Installation started with mooring the floating pipe string on station above the target alignment on the seabed. The string’s inshore end was then pulled underwater to create a low spot, and water was let into the pipe. The water’s added mass pulled the pipe string down to the seabed, forming an S-shape with the flooded section of the pipe on the seabed and the air-filled pipe on the surface. Release of air from the floating end of the pipe controlled the rate of sinking and back pressure inside the pipeline. The flooding progressed by the water inside the pipe moving along, continuing the installation. The pipe was sunk at about 3−4 meters per minute (10−13 ft/min) and was completed in approximately 3 hours.
These two installations are part of Army Bay’s WWTP upgrade and ocean outfall replacement. The project consists of a new outfall pipeline capable of conveying 1.4 cubic meters per second (49 ft3/s) from the WWTP to the marine discharge location. This important Watercare project will address population growth in the area and upgrade infrastructure to ensure network reliability.

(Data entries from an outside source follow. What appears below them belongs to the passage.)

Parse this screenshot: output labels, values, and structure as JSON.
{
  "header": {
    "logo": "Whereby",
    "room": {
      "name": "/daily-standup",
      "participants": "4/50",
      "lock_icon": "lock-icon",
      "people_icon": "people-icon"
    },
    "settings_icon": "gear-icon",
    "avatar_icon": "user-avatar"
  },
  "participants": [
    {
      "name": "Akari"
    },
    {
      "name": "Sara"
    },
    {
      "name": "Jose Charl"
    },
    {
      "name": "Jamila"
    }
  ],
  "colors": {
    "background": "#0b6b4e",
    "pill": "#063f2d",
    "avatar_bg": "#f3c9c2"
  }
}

The project also provides a high-level emergency overflow from the effluent storage ponds to the new outfall pipeline, upgrades the Discharge Pond Pump Station Pumps and Rising Main, and installs a new UV Disinfection Facility. It is being delivered to Watercare Services Limited as a design+construct (design-build) contract by McConnell Dowell constructors. McMillen Jacobs Associates has provided all detailed design services for McConnell Dowell. Commissioning is underway, with project handover at the end of April 2019.